Local buckling of cells is a possibility I thought of too, but it should be a non-issue as long as the sample height is much greater than the typical pore size (another assumption), though cellular materials to show higher Poissons ratios than non-celled (back to end effects).
Remember the saying "a picture is worth 1000 words"...
RE: Young's modulus height dependent
My apologize for answering so late...(holiday and then flu)...anyway
I have read a lot of literature about poroelasticity and I discover that the porous materials have diferent laws and eqations that govern their mechanical behavior.
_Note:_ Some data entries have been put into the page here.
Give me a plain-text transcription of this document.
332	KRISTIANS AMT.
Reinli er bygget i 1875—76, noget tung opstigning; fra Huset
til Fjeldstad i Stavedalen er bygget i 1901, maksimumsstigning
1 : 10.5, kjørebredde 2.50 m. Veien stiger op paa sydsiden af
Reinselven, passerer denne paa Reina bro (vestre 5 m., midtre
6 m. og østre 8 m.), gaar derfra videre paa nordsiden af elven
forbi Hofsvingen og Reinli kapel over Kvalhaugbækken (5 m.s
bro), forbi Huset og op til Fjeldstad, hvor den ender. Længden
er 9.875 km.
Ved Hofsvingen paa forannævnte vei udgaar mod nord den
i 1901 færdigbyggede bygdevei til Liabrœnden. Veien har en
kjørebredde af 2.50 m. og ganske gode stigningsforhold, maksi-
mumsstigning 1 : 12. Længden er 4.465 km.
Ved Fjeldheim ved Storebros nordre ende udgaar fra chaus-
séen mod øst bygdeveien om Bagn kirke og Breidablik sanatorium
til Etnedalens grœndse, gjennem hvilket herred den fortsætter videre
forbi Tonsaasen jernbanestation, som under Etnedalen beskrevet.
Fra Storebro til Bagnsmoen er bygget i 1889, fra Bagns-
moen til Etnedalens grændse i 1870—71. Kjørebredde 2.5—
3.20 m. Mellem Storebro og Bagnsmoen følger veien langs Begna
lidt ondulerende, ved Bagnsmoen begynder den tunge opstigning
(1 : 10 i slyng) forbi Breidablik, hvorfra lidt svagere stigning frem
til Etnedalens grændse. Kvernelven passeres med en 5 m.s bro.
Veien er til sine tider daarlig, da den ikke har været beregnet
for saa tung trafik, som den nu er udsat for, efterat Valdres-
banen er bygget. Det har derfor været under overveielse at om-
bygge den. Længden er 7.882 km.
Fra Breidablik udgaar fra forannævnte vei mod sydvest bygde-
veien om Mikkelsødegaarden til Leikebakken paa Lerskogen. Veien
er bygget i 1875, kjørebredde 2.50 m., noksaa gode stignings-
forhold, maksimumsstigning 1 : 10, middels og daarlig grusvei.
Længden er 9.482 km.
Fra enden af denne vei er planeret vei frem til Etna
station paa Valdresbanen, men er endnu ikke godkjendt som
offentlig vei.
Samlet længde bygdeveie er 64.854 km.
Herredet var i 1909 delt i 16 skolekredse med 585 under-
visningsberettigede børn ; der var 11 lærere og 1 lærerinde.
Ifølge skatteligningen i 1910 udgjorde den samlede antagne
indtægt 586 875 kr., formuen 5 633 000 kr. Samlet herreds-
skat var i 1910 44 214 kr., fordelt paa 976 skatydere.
We have a monolith porous material with open pores and we pump water into our material. I discovered Biot articles about flow, porosity and mechanical behavior of poromaterials. I'm a chemist and I know almost nothing about engineering...
We want to measure in our laboratory our material sintetized in diferent ways so we can obtain the best material for our product.
Which measurement we must do to make than good FEA analysis.
From articles I assumed that we must measure dV and dP for jacketed and unjacketed sample and also measure pore pressure. From this measurement they say we obtain K (bulk modulus), B,alpha (biot coeficients) that are needed for FEA analysis.
So what I have to measure, how I have to measure and which coeficients/measurements are needed for computer analysis?
We first thing that this is usual elastic mechanics so we measure with compression and flex tests elastic moduli. Mistake.
Our material is like this:
and we think that because we can pump water through it is like this:
RE: Young's modulus height dependent
First, I hope you are over the flu and feeling better.
Second, I think that btrueblood has the right explanation, the end effects constrain the material. Your material probably has a poison's ratio approaching 0.5 and as the height to diameter ratio gets smaller, the results appear stiffer (larger Young's modulus). You are probably measuring the deflection of the testing machine, is that correct?
Think of it this way: suppose you made a test coupon 50 mm diameter only 1 mm in height, most of the volume of the coupon would be constrained and be prevented from deflecting laterally and you would get an even higher modulus.
Also, to prove or disprove the end effect explanation do this: measure a coupon's diameter at the bottom, middle, and top before and during test. (stop the test and measure with a dial caliper) If our explanation is correct, the coupon will be barell shaped, bigger at the middle, smaller at the ends.
If you are trying to compare this material to other materials, find out how they test the other materials and test in the same manner.
RE: Young's modulus height dependent
RE: Young's modulus height dependent
Keep in mind that standardized tests don't give you the ONLY answer, nor do they give you, necessarily, the "right" answer, but they give you an answer by which you may compare your results to others.
RE: Young's modulus height dependent
I mean, if you have a sample with a small height, you should consider two dimmensions as infinite compared to the height, which means that you carry out your test in plane strain mode.
If the height is significantly higher, it means that you are plane stress mode.
In first case, you have to consider the shearing occuring at the contact surface, but you can neglect the dimmension changes. In the second case, you can neglect the shear stresses occurinig, but you have to consider the dimmension changes in each direction.
Anyway, with ABAQUS it is possible to carry out the simmulation adequately in each case.